On finit de sortir ; les groupes se mêlent. Çà et là, maintenant, sur cette vieillesse et sur ce noir, un groupe de jeunes filles resplendit au soleil qui se découvre, et leur parure est d’un rouge qui effare nos yeux de civilisés. Ah ! la brave couleur, — et comme elle dit la joie ! comme elle veut réjouir ! C’est, le principe de ces parures. Avec l’ingénuité des races archaïques, ces paysans y ont réuni, en harmonies simples et puissantes, tout ce qu’ils pouvaient imaginer pour le régal des yeux. Qu’y a-t-il de plus beau que l’or, que la soie, les tons de fleurs les plus intenses, leurs jeux sur les noirceurs diverses du costume, — qu’une blanche mitre percée de trèfles et de croix, que les feux du cristal et du métal qui tremblent aux ardents quartiers de la coiffe ? Surtout le parti pris des lignes, de l’ordonnance est admirable. Voilà le style. Il apparaît spontanément chez tous les peuples où l’individu n’est pas encore dégagé, où personne n’inventa rien, où la beauté naît de la fidélité aux traditions du groupe. Style et couleur, comme au moyen âge, où les maisons, la foule présentaient les tons d’un parterre, comme en Perse, dans l’Inde, comme en tout cet Orient où se survivent aussi ce moyen âge et son enluminure. Pourtant quelques-unes, — deuil ou mode nouvelle de Pont-Labbé, — sont en noir. Mais quelle grandeur et quelles harmonies de ce ton unique ! Noir sur noir, celui que lustre du velours, et celui qui s’éteint sur le drap, celui de la soie aussi et des perles, car pour plus de sombre et raide magnificence, deux croissants couturés de jais remplacent aux tempes les habituels quartiers orange ; et, de même, c’est un flot de taffetas noir qui, d’une noire cocarde, tombe largement jusqu’aux genoux. Nul costume plus grave et plus fier. Pour la solennité de cette teinte funèbre, pour l’altière énergie du caractère, cela est digne de Velasquez et de Goya, — et quand l’argent remplace le jais du décor, l’impression espagnole en est rehaussée. On pense aux statues de la Vierge, en grand habit rigide, que l’on voit là-bas, parées de deuil pour une cérémonie de Semaine sainte. Et l’attitude est aussi droite. Près du rude Calvaire où leurs amies sont assises sur les degrés, celles-ci restent debout. On dirait qu’un tel costume interdit de se plier.

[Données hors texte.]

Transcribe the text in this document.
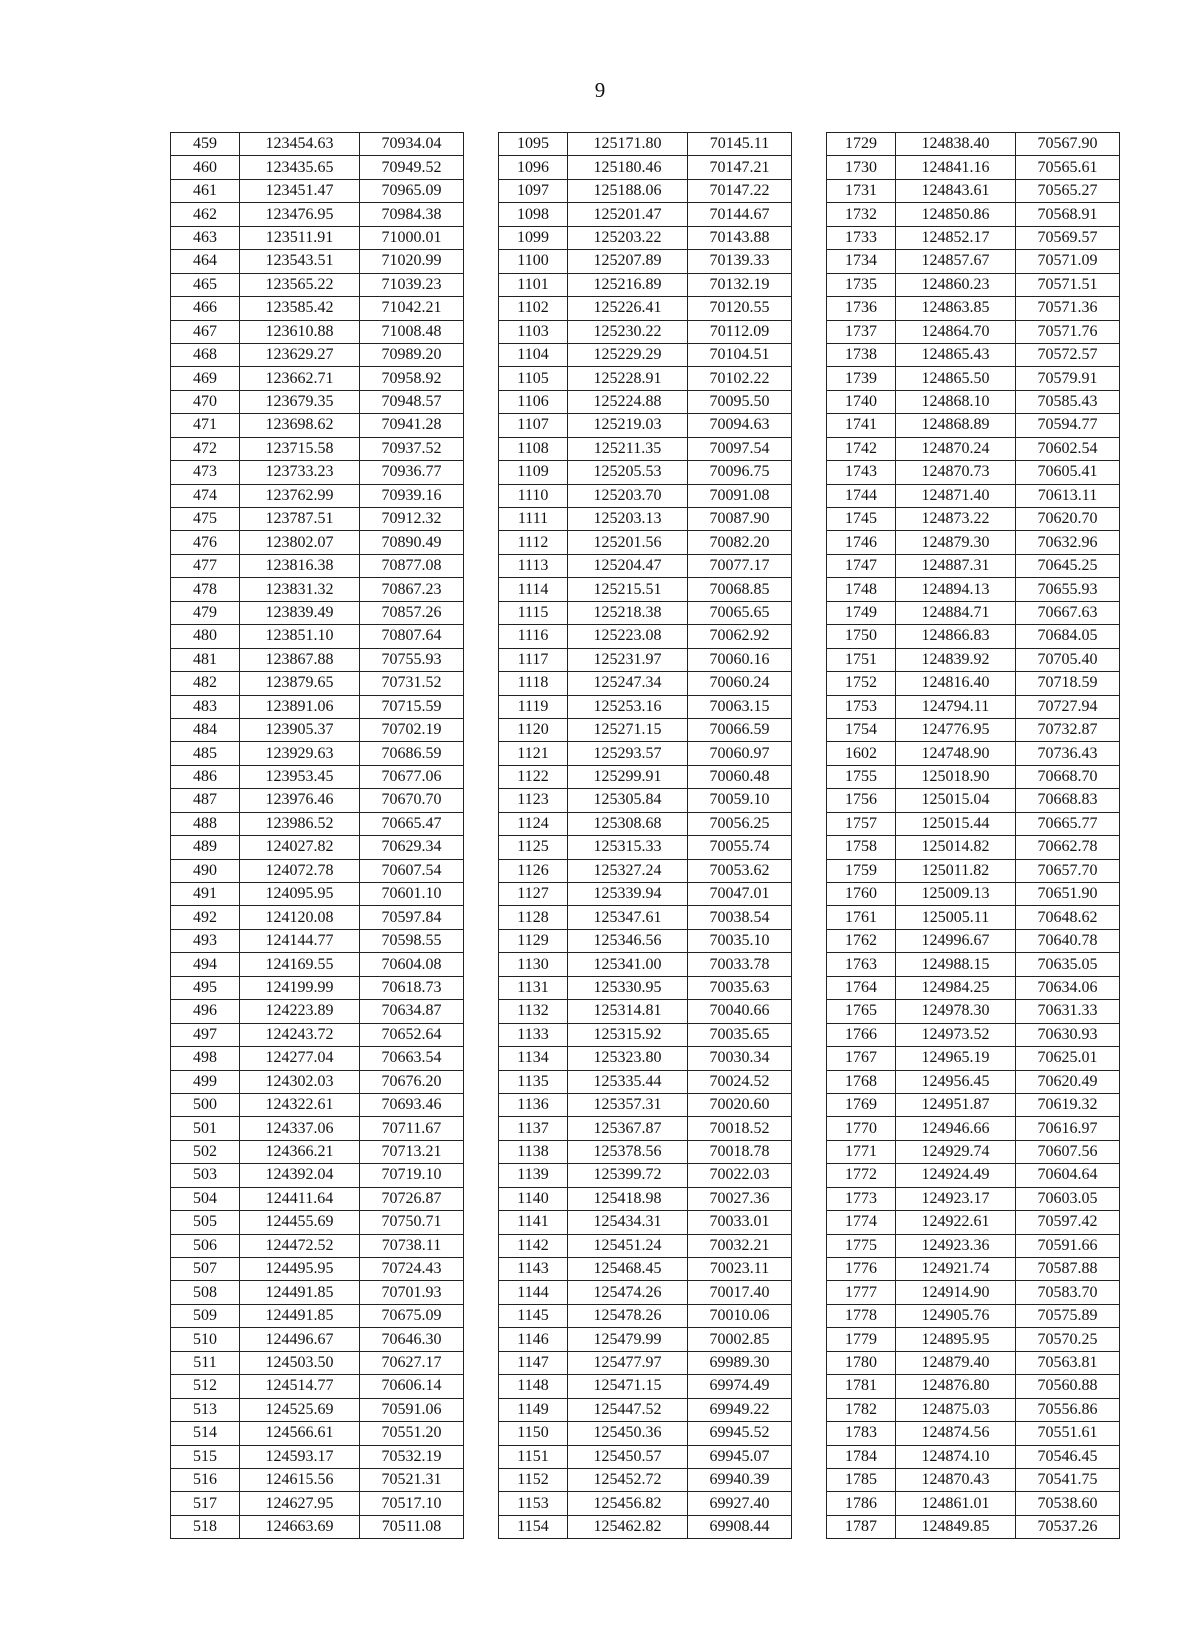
9
459	123454.63	70934.04		1095	125171.80	70145.11		1729	124838.40	70567.90
460	123435.65	70949.52		1096	125180.46	70147.21		1730	124841.16	70565.61
461	123451.47	70965.09		1097	125188.06	70147.22		1731	124843.61	70565.27
462	123476.95	70984.38		1098	125201.47	70144.67		1732	124850.86	70568.91
463	123511.91	71000.01		1099	125203.22	70143.88		1733	124852.17	70569.57
464	123543.51	71020.99		1100	125207.89	70139.33		1734	124857.67	70571.09
465	123565.22	71039.23		1101	125216.89	70132.19		1735	124860.23	70571.51
466	123585.42	71042.21		1102	125226.41	70120.55		1736	124863.85	70571.36
467	123610.88	71008.48		1103	125230.22	70112.09		1737	124864.70	70571.76
468	123629.27	70989.20		1104	125229.29	70104.51		1738	124865.43	70572.57
469	123662.71	70958.92		1105	125228.91	70102.22		1739	124865.50	70579.91
470	123679.35	70948.57		1106	125224.88	70095.50		1740	124868.10	70585.43
471	123698.62	70941.28		1107	125219.03	70094.63		1741	124868.89	70594.77
472	123715.58	70937.52		1108	125211.35	70097.54		1742	124870.24	70602.54
473	123733.23	70936.77		1109	125205.53	70096.75		1743	124870.73	70605.41
474	123762.99	70939.16		1110	125203.70	70091.08		1744	124871.40	70613.11
475	123787.51	70912.32		1111	125203.13	70087.90		1745	124873.22	70620.70
476	123802.07	70890.49		1112	125201.56	70082.20		1746	124879.30	70632.96
477	123816.38	70877.08		1113	125204.47	70077.17		1747	124887.31	70645.25
478	123831.32	70867.23		1114	125215.51	70068.85		1748	124894.13	70655.93
479	123839.49	70857.26		1115	125218.38	70065.65		1749	124884.71	70667.63
480	123851.10	70807.64		1116	125223.08	70062.92		1750	124866.83	70684.05
481	123867.88	70755.93		1117	125231.97	70060.16		1751	124839.92	70705.40
482	123879.65	70731.52		1118	125247.34	70060.24		1752	124816.40	70718.59
483	123891.06	70715.59		1119	125253.16	70063.15		1753	124794.11	70727.94
484	123905.37	70702.19		1120	125271.15	70066.59		1754	124776.95	70732.87
485	123929.63	70686.59		1121	125293.57	70060.97		1602	124748.90	70736.43
486	123953.45	70677.06		1122	125299.91	70060.48		1755	125018.90	70668.70
487	123976.46	70670.70		1123	125305.84	70059.10		1756	125015.04	70668.83
488	123986.52	70665.47		1124	125308.68	70056.25		1757	125015.44	70665.77
489	124027.82	70629.34		1125	125315.33	70055.74		1758	125014.82	70662.78
490	124072.78	70607.54		1126	125327.24	70053.62		1759	125011.82	70657.70
491	124095.95	70601.10		1127	125339.94	70047.01		1760	125009.13	70651.90
492	124120.08	70597.84		1128	125347.61	70038.54		1761	125005.11	70648.62
493	124144.77	70598.55		1129	125346.56	70035.10		1762	124996.67	70640.78
494	124169.55	70604.08		1130	125341.00	70033.78		1763	124988.15	70635.05
495	124199.99	70618.73		1131	125330.95	70035.63		1764	124984.25	70634.06
496	124223.89	70634.87		1132	125314.81	70040.66		1765	124978.30	70631.33
497	124243.72	70652.64		1133	125315.92	70035.65		1766	124973.52	70630.93
498	124277.04	70663.54		1134	125323.80	70030.34		1767	124965.19	70625.01
499	124302.03	70676.20		1135	125335.44	70024.52		1768	124956.45	70620.49
500	124322.61	70693.46		1136	125357.31	70020.60		1769	124951.87	70619.32
501	124337.06	70711.67		1137	125367.87	70018.52		1770	124946.66	70616.97
502	124366.21	70713.21		1138	125378.56	70018.78		1771	124929.74	70607.56
503	124392.04	70719.10		1139	125399.72	70022.03		1772	124924.49	70604.64
504	124411.64	70726.87		1140	125418.98	70027.36		1773	124923.17	70603.05
505	124455.69	70750.71		1141	125434.31	70033.01		1774	124922.61	70597.42
506	124472.52	70738.11		1142	125451.24	70032.21		1775	124923.36	70591.66
507	124495.95	70724.43		1143	125468.45	70023.11		1776	124921.74	70587.88
508	124491.85	70701.93		1144	125474.26	70017.40		1777	124914.90	70583.70
509	124491.85	70675.09		1145	125478.26	70010.06		1778	124905.76	70575.89
510	124496.67	70646.30		1146	125479.99	70002.85		1779	124895.95	70570.25
511	124503.50	70627.17		1147	125477.97	69989.30		1780	124879.40	70563.81
512	124514.77	70606.14		1148	125471.15	69974.49		1781	124876.80	70560.88
513	124525.69	70591.06		1149	125447.52	69949.22		1782	124875.03	70556.86
514	124566.61	70551.20		1150	125450.36	69945.52		1783	124874.56	70551.61
515	124593.17	70532.19		1151	125450.57	69945.07		1784	124874.10	70546.45
516	124615.56	70521.31		1152	125452.72	69940.39		1785	124870.43	70541.75
517	124627.95	70517.10		1153	125456.82	69927.40		1786	124861.01	70538.60
518	124663.69	70511.08		1154	125462.82	69908.44		1787	124849.85	70537.26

Deux d’entre elles sont d’un type un peu à part, presque citadin, et que l’on voit à Pont-Labbé : prunelles de langueur obscure, morbidesse de la chair, et dans ces deux visages incolores, le bel arc des lèvres saignantes et faites pour la volupté.

À côté de ces belles, une grosse dame, lâchement vêtue d’alpaga gris, et d’aspect fatigué, en chapeau marron et léguminifère, fait plutôt un triste contraste. Hélas ! la civilisation individualiste, utilitaire et citadine, a éteint beaucoup de choses en même temps que la couleur. Elle n’ajoute pas non plus à la dignité des âmes. Un monsieur qui doit sortir des mains du coiffeur, tant il est frisé, luisant de brillantine, déploie son esprit devant deux bigoudens farouches, interdites, — justement l’une de celles dont l’habit présente la superbe variante : noir et argent.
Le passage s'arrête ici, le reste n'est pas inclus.